LAS VEGAS – Youthful consumer expectations will change car buying, says John Noone, president of Ford Credit, the auto maker’s vehicle-financing unit.
“People between the ages of 16 to 29 will refine or customize the buying experience,” he says. “The question is whether it will be evolutionary or revolutionary, but we should prepare for it.”
Noone is not exactly sure how the new wave of car buyers will “streamline” the buying process, he tells WardsAuto at the American Financial Services Assn. vehicle-financing conference held here as a companion event to the National Automobile Dealers Assn. annual convention.

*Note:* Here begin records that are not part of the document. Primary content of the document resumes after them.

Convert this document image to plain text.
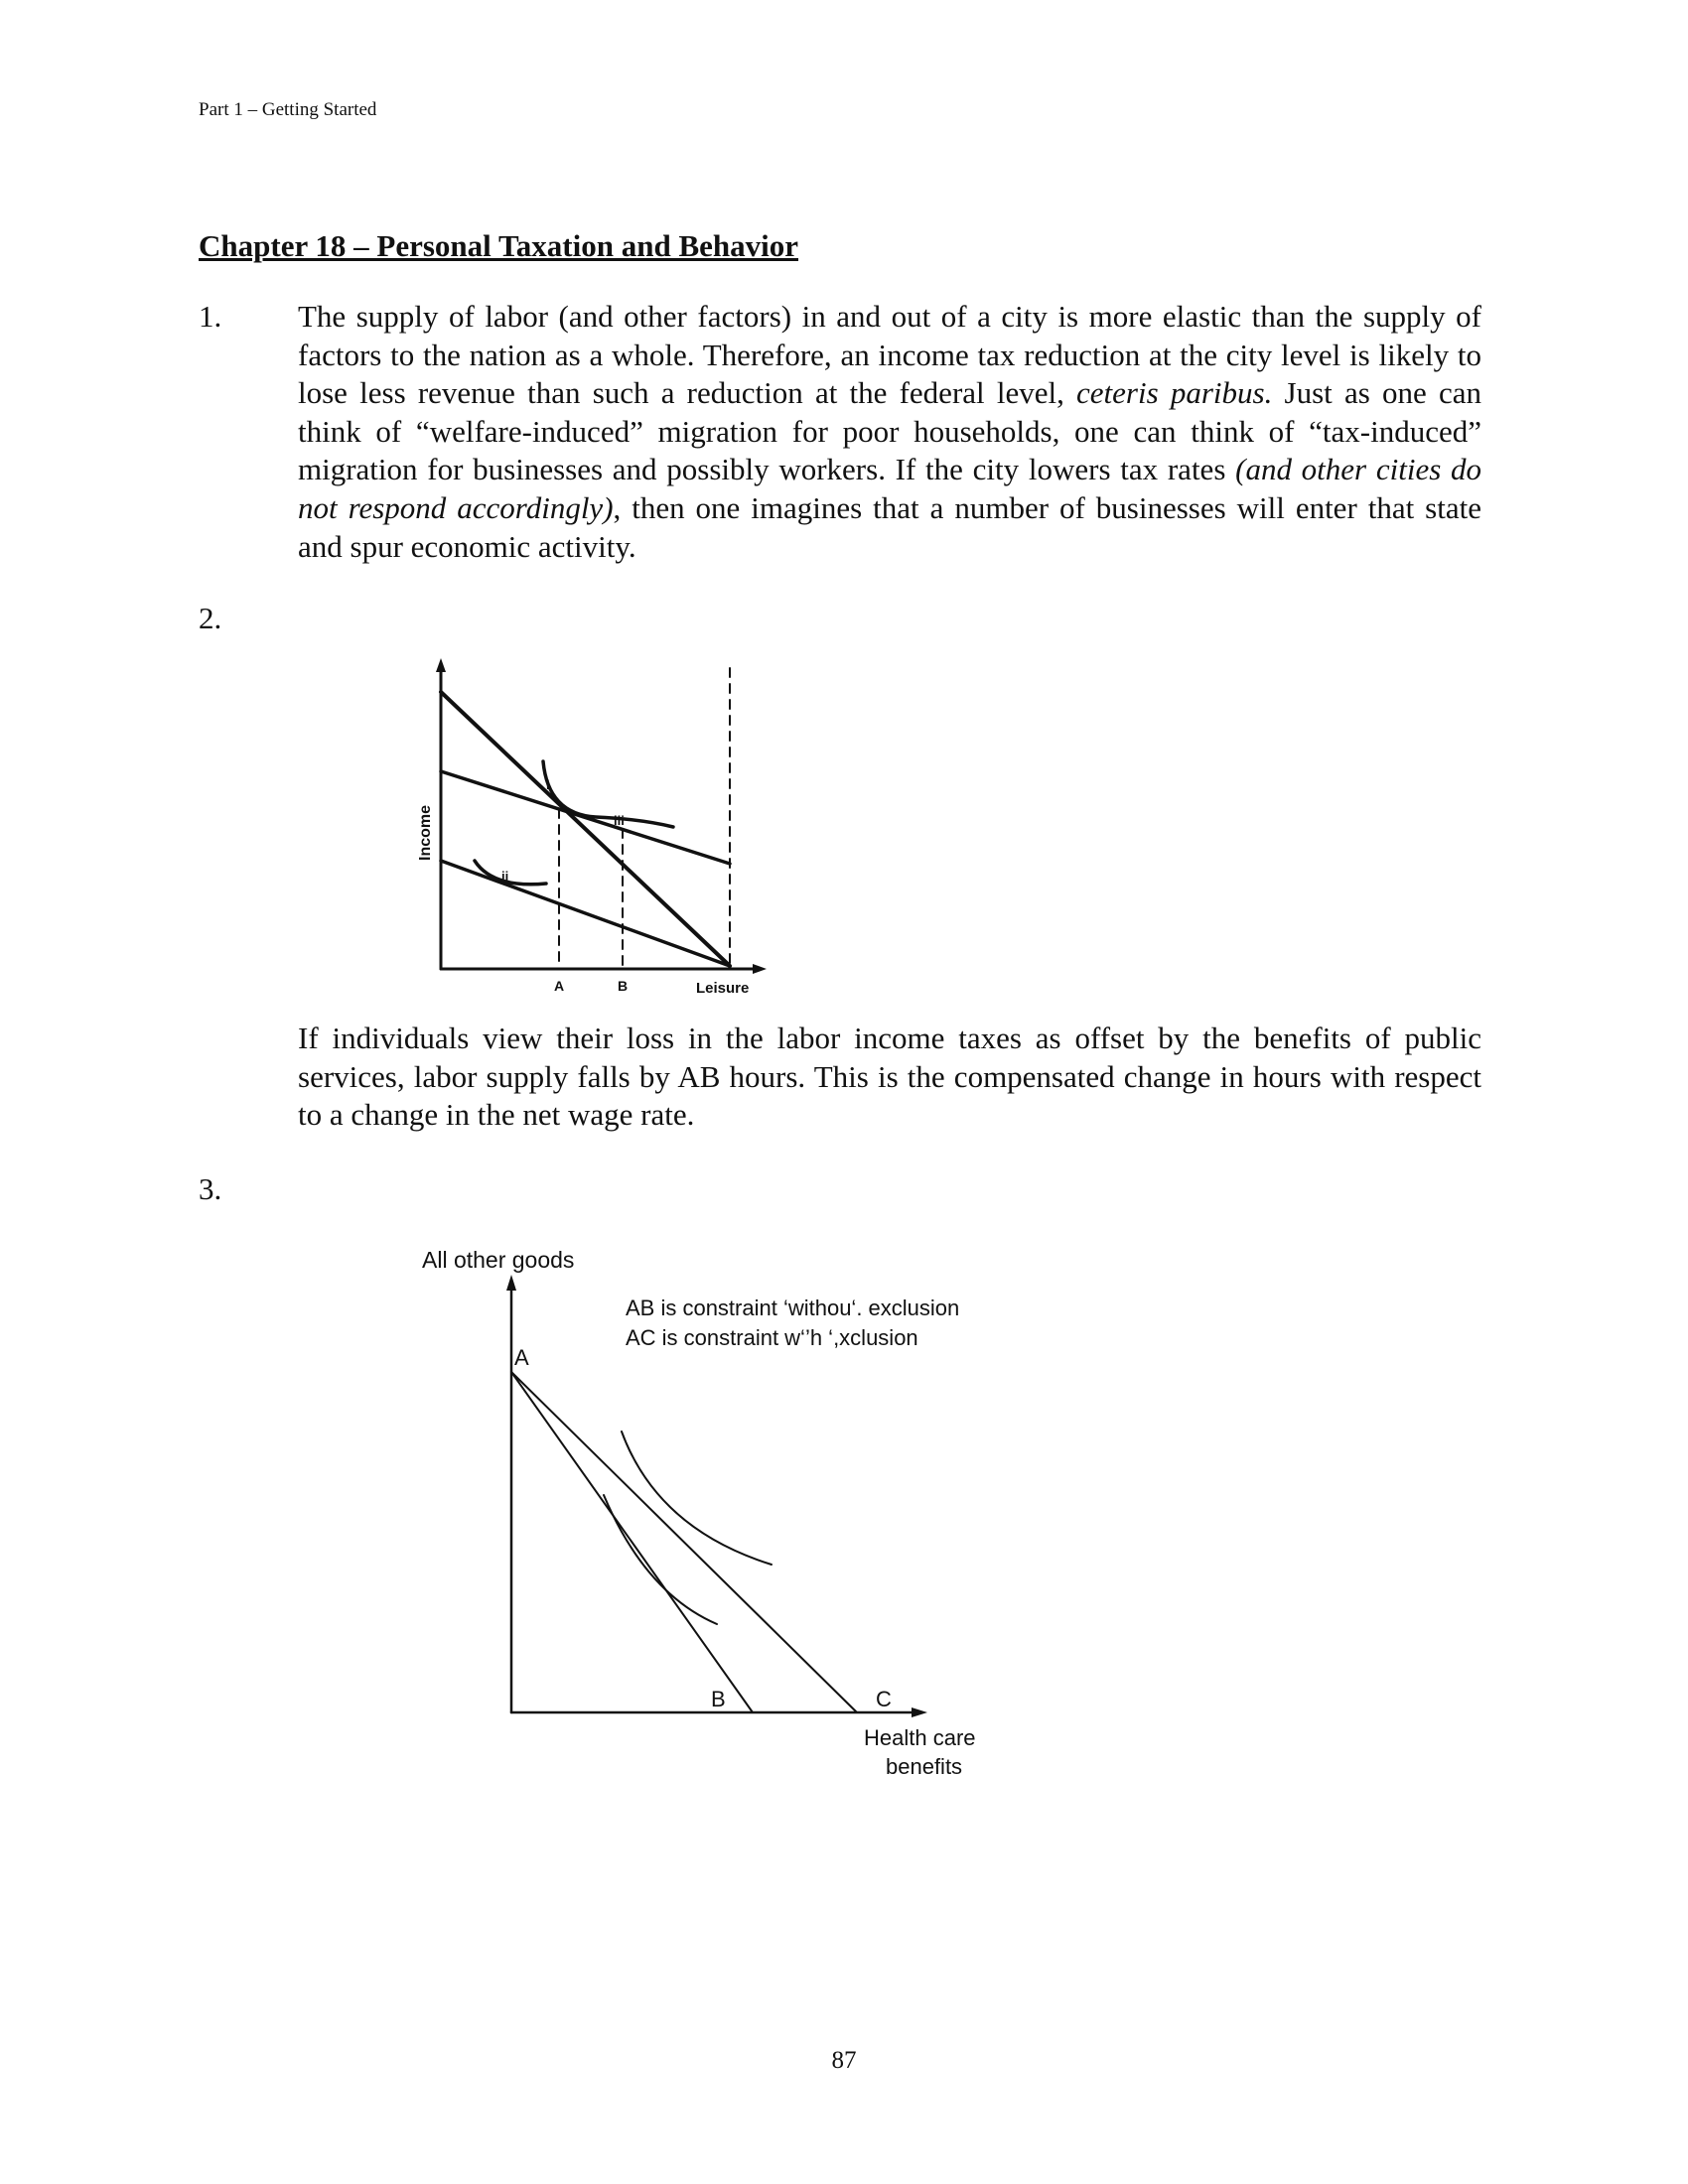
Part 1 – Getting Started
Chapter 18 – Personal Taxation and Behavior
1. The supply of labor (and other factors) in and out of a city is more elastic than the supply of factors to the nation as a whole. Therefore, an income tax reduction at the city level is likely to lose less revenue than such a reduction at the federal level, ceteris paribus. Just as one can think of “welfare-induced” migration for poor households, one can think of “tax-induced” migration for businesses and possibly workers. If the city lowers tax rates (and other cities do not respond accordingly), then one imagines that a number of businesses will enter that state and spur economic activity.

2.
i
ii
iii
A	B	Leisure
Income

If individuals view their loss in the labor income taxes as offset by the benefits of public services, labor supply falls by AB hours. This is the compensated change in hours with respect to a change in the net wage rate.

3.
All other goods
AB is constraint ‘withou‘. exclusion
AC is constraint w‘’h ‘,xclusion
A
B	C
Health care
benefits
87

“But young people certainly use the Internet a lot, to an extent that seems impersonal to some older people,” Noone says. “They do a lot of online research. There’s feedback that they are put off by the dealership experience. It will be interesting whether their behavior stays the same as they get older.”
If Generation Y balks at visiting dealerships, it apparently loathes time spent in the finance and insurance office.

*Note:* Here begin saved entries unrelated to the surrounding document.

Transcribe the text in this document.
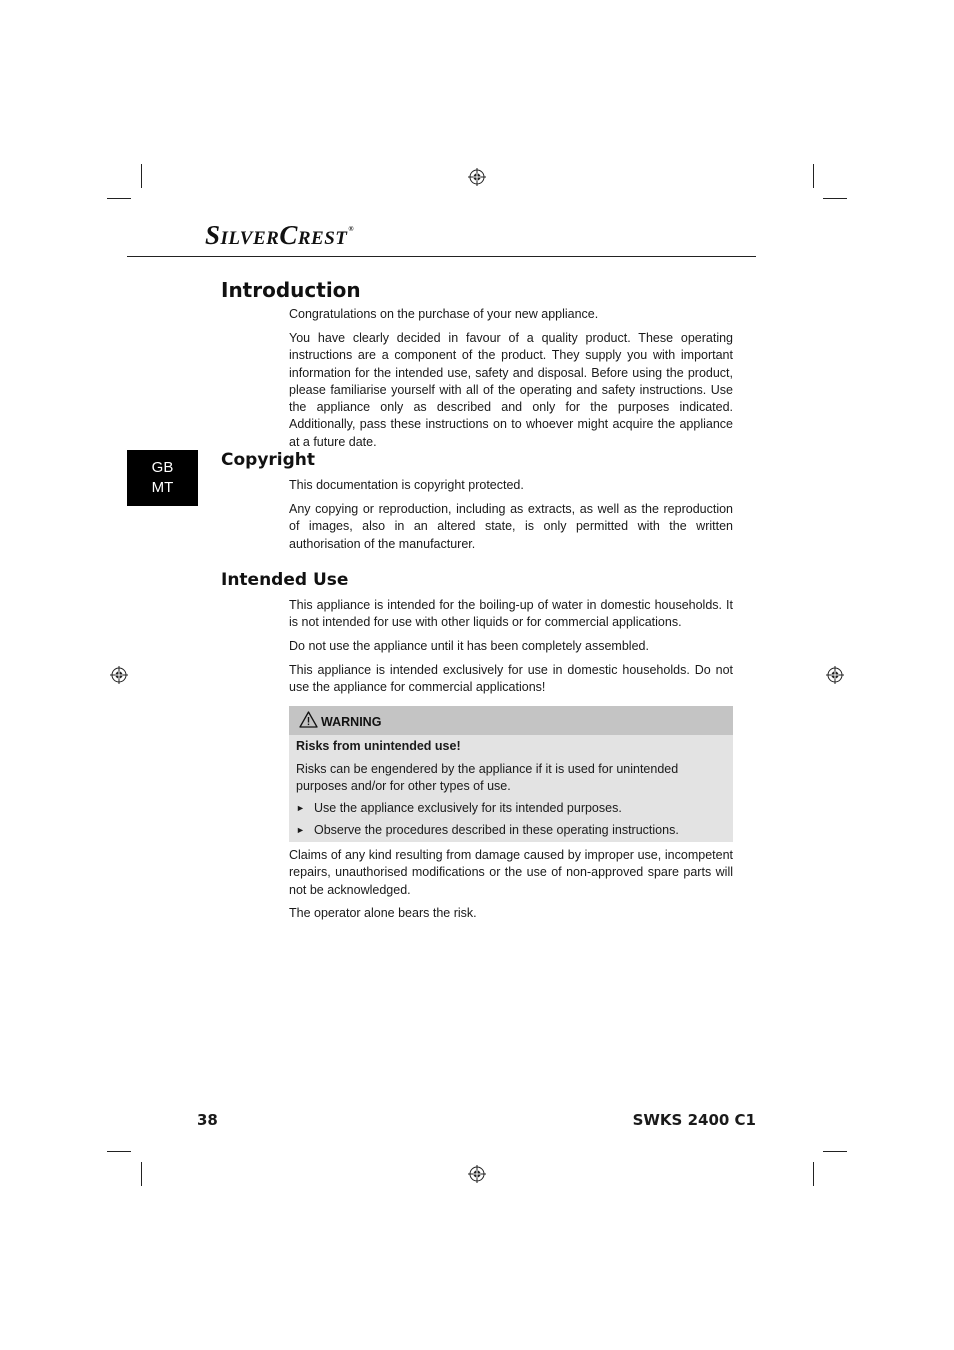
SilverCrest®
GB
MT
Introduction

Congratulations on the purchase of your new appliance.

You have clearly decided in favour of a quality product. These operating instructions are a component of the product. They supply you with important information for the intended use, safety and disposal. Before using the product, please familiarise yourself with all of the operating and safety instructions. Use the appliance only as described and only for the purposes indicated. Additionally, pass these instructions on to whoever might acquire the appliance at a future date.

Copyright

This documentation is copyright protected.

Any copying or reproduction, including as extracts, as well as the reproduction of images, also in an altered state, is only permitted with the written authorisation of the manufacturer.

Intended Use

This appliance is intended for the boiling-up of water in domestic households. It is not intended for use with other liquids or for commercial applications.

Do not use the appliance until it has been completely assembled.

This appliance is intended exclusively for use in domestic households. Do not use the appliance for commercial applications!

WARNING
Risks from unintended use!

Risks can be engendered by the appliance if it is used for unintended purposes and/or for other types of use.

► Use the appliance exclusively for its intended purposes.
► Observe the procedures described in these operating instructions.

Claims of any kind resulting from damage caused by improper use, incompetent repairs, unauthorised modifications or the use of non-approved spare parts will not be acknowledged.

The operator alone bears the risk.

38	SWKS 2400 C1
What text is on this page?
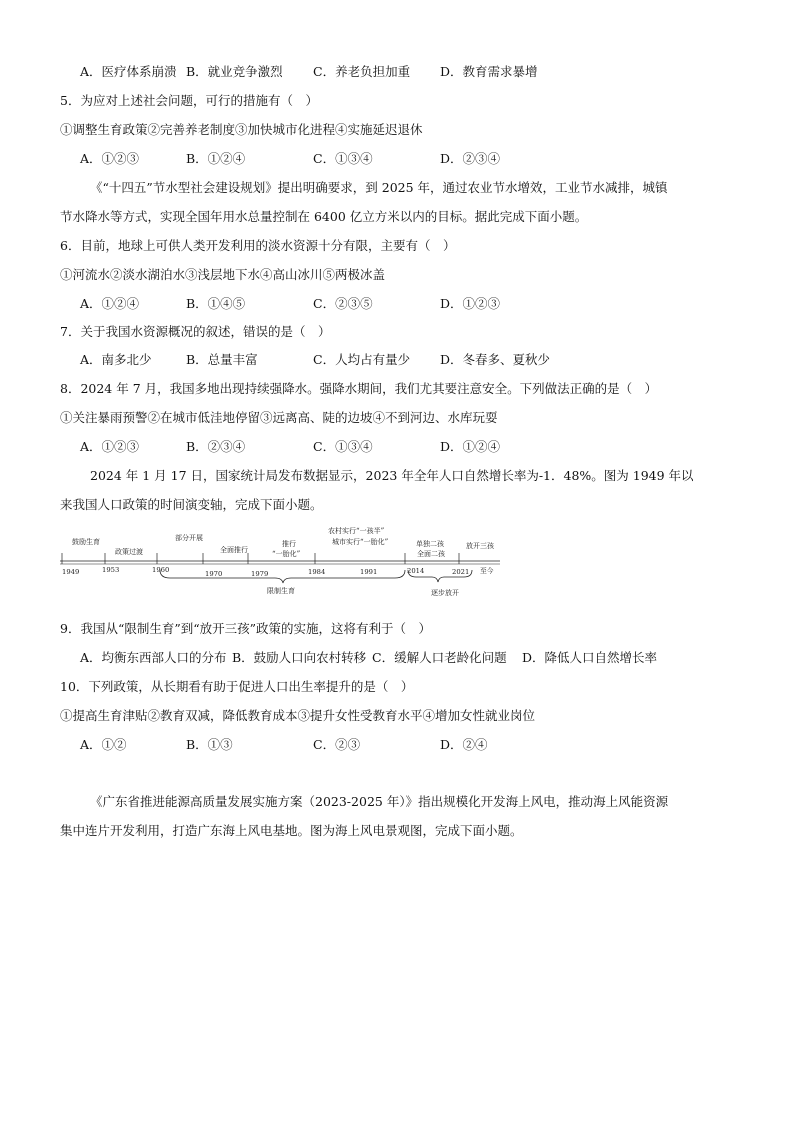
A．医疗体系崩溃 B．就业竞争激烈 C．养老负担加重 D．教育需求暴增
5．为应对上述社会问题，可行的措施有（　）
①调整生育政策②完善养老制度③加快城市化进程④实施延迟退休
A．①②③	B．①②④	C．①③④	D．②③④
《“十四五”节水型社会建设规划》提出明确要求，到 2025 年，通过农业节水增效，工业节水减排，城镇
节水降水等方式，实现全国年用水总量控制在 6400 亿立方米以内的目标。据此完成下面小题。
6．目前，地球上可供人类开发利用的淡水资源十分有限，主要有（　）
①河流水②淡水湖泊水③浅层地下水④高山冰川⑤两极冰盖
A．①②④	B．①④⑤	C．②③⑤	D．①②③
7．关于我国水资源概况的叙述，错误的是（　）
A．南多北少	B．总量丰富	C．人均占有量少 D．冬春多、夏秋少
8．2024 年 7 月，我国多地出现持续强降水。强降水期间，我们尤其要注意安全。下列做法正确的是（　）
①关注暴雨预警②在城市低洼地停留③远离高、陡的边坡④不到河边、水库玩耍
A．①②③	B．②③④	C．①③④	D．①②④
2024 年 1 月 17 日，国家统计局发布数据显示，2023 年全年人口自然增长率为-1．48%。图为 1949 年以
来我国人口政策的时间演变轴，完成下面小题。
鼓励生育
政策过渡
部分开展
全面推行
推行
“一胎化”
农村实行“一孩半”
城市实行“一胎化”	单独二孩
全面二孩
放开三孩
1949	1953	1960	1970	1979	1984	1991	2014	2021 至今
限制生育	逐步放开
9．我国从“限制生育”到“放开三孩”政策的实施，这将有利于（　）
A．均衡东西部人口的分布 B．鼓励人口向农村转移 C．缓解人口老龄化问题 D．降低人口自然增长率
10．下列政策，从长期看有助于促进人口出生率提升的是（　）
①提高生育津贴②教育双减，降低教育成本③提升女性受教育水平④增加女性就业岗位
A．①②	B．①③	C．②③	D．②④
《广东省推进能源高质量发展实施方案（2023-2025 年）》指出规模化开发海上风电，推动海上风能资源
集中连片开发利用，打造广东海上风电基地。图为海上风电景观图，完成下面小题。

More than 60% say they are reluctant to go to a dealership and “82% say they don’t want to walk into an F&I office,” says Tom Gilman, president and CEO of TD Auto Finance.

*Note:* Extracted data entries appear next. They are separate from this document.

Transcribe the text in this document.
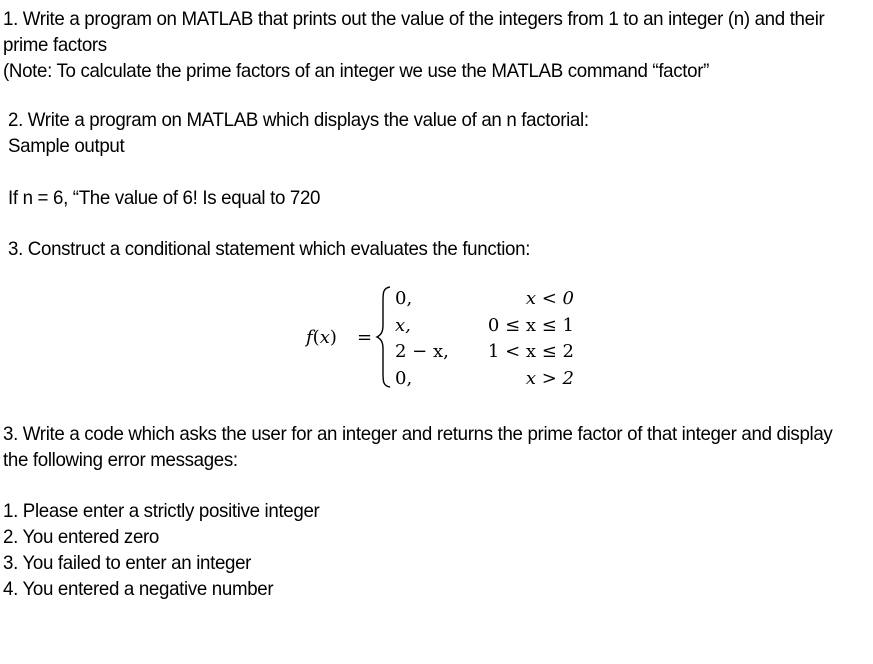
1. Write a program on MATLAB that prints out the value of the integers from 1 to an integer (n) and their
prime factors
(Note: To calculate the prime factors of an integer we use the MATLAB command “factor”
2. Write a program on MATLAB which displays the value of an n factorial:
Sample output
If n = 6, “The value of 6! Is equal to 720
3. Construct a conditional statement which evaluates the function:
f(x) =
0,	x < 0
x,	0 ≤ x ≤ 1
2 − x, 1 < x ≤ 2
0,	x > 2
3. Write a code which asks the user for an integer and returns the prime factor of that integer and display
the following error messages:
1. Please enter a strictly positive integer
2. You entered zero
3. You failed to enter an integer
4. You entered a negative number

What might make the F&I process more palatable to young buyers?
“Make it super-efficient,” Gilman tells WardsAuto. “They are going to want that. They also want full disclosure, although they probably won’t read the contract. It will be enough to announce full disclosure.”
Dealers deserve compensation if they act as a middleman by connecting a customer with a lender, says Andrew Stuart, president and CEO of Volkswagen Credit. “But young buyers want transparency, including how much a dealer is getting as compensation for the loan.”